First of all, thank you for living worthy to hold the priesthood that allows you to pass the sacrament, and to truly take this assignment/duty seriously. What you ask about manners is an excellent question, and I will do my best to explain my thoughts on this matter in relation to your question.

The principle when passing the sacrament we all should remember is who we are representing — we are representing Jesus Christ and the Atonement he performed. In light of that, what have you felt as you passed the sacrament? When I think of passing the sacrament here are some of the thoughts I entertain:

1) What is the proper manner of dress, and what have the Lord’s leaders specified? The governing principle given by our leaders is that we wear our Sunday best. If our Sunday best is jeans and a t-shirt, then our Sunday best is jeans and a t-shirt. If our Sunday best is suit pants and a colored button down shirt and tie, then we wear our Sunday best. In some wards, there are members who will help a young man purchase a white shirt, nice pants, and a tie in order to follow the following guidance given by our leaders:

“May I suggest that wherever possible a white shirt be worn by the deacons, teachers, and priests who handle the sacrament. For sacred ordinances in the Church we often use ceremonial clothing, and a white shirt could be seen as a gentle reminder of the white clothing you wore in the baptismal font and an anticipation of the white shirt you will soon wear into the temple and onto your missions” (“This Do in Remembrance of Me,” Ensign, Nov. 1995, 68).” (emphasis mine)

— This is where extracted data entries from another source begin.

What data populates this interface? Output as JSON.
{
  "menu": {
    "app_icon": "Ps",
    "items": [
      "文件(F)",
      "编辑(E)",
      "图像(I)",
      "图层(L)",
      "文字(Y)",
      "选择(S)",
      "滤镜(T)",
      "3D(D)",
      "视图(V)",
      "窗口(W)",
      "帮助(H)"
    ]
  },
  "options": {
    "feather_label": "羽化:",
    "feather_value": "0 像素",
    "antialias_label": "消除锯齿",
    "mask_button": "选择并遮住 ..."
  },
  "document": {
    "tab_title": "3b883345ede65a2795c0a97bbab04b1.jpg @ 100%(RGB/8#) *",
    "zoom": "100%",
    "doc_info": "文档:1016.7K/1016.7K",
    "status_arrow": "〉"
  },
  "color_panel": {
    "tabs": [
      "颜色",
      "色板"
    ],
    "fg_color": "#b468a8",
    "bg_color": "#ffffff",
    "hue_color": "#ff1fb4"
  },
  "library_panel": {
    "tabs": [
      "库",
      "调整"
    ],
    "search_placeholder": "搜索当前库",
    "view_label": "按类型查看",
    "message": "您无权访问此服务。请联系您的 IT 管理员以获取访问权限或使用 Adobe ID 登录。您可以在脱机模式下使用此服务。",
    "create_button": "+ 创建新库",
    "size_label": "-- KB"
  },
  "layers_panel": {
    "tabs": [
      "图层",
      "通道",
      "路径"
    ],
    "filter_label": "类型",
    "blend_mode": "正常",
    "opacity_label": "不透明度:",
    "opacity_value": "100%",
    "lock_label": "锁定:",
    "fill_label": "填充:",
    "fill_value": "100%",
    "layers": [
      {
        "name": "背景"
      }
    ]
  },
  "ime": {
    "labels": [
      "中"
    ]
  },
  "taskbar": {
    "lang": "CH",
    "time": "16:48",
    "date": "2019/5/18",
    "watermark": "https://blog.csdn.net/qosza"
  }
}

This quote is something you can think about yourself and make a decision for yourself.

2) What is the proper way of passing the sacrament. Using our right hand is symbolic of our covenant hand; however, there is nothing specified in the Church’s Handbook of Instruction that you have to use your right hand to pass the sacrament, nor is there anything specified that you have to hold the tray in the square. This appears to be a personal teaching from someone who loves you and is trying to do their best to teach you proper manners. That is good.

Our right hand is symbolic of those who will be with the Father (Sheep are on the right hand of the Lord). Our Savior sits at the right hand of his Father. If you are willing to read a wonderful talk from Russell M. Nelson who talked about symbols and using our right hand.

Here is a wonderful statement from this talk,

“Because I have a right hand, I offer it in partaking of the sacrament as an oath, that I will always remember his atoning sacrifice, take his name upon me and remember him, and keep the commandments of God.”

I, like Russell M. Nelson, will use my right hand because I have a right hand and I understand the symbolic meaning of our right hand to God.

Something my bishop told me when I was young has stuck with me, and I apply it today. I loved basketball, and my bishop was a basketball player himself. He mentioned how there are some members who are very anxious and nervous and have a hard time with young men looking at them while they pass the sacrament. Sometimes they will spill water, and are so distraught when they know someone saw they have a hard time thinking upon Christ after that. This may seem silly, but to some of our members this is very real. He then provided this counsel that I have followed since I was a deacon. This is what he shared, “In basketball we are taught to use our peripheral vision. We can see more of the court this way. As the sacrament is a sacred ordinance, and we want to help all of our members enjoy this sacred ordinance. When passing the sacrament, please do not look toward the row, look toward the front of the chapel, and use your peripheral vision to see when the tray is coming your direction. This way, if one of these members do spill water and get nervous they will be more at ease because you aren’t looking directly down their row as the tray is coming to you.” This is advice given from my bishop when I was a deacon. I felt at that time it made sense, and I have applied it ever since. I think this is good manners when passing the sacrament.

I would suggest that you take time speaking with your parents, your young men leaders, and your bishop and listen to what they offer, and act upon that which is good.

It appears you have a good beginning, the Lord bless you for your desire to pass his sacred emblems in a pleasing manner before him.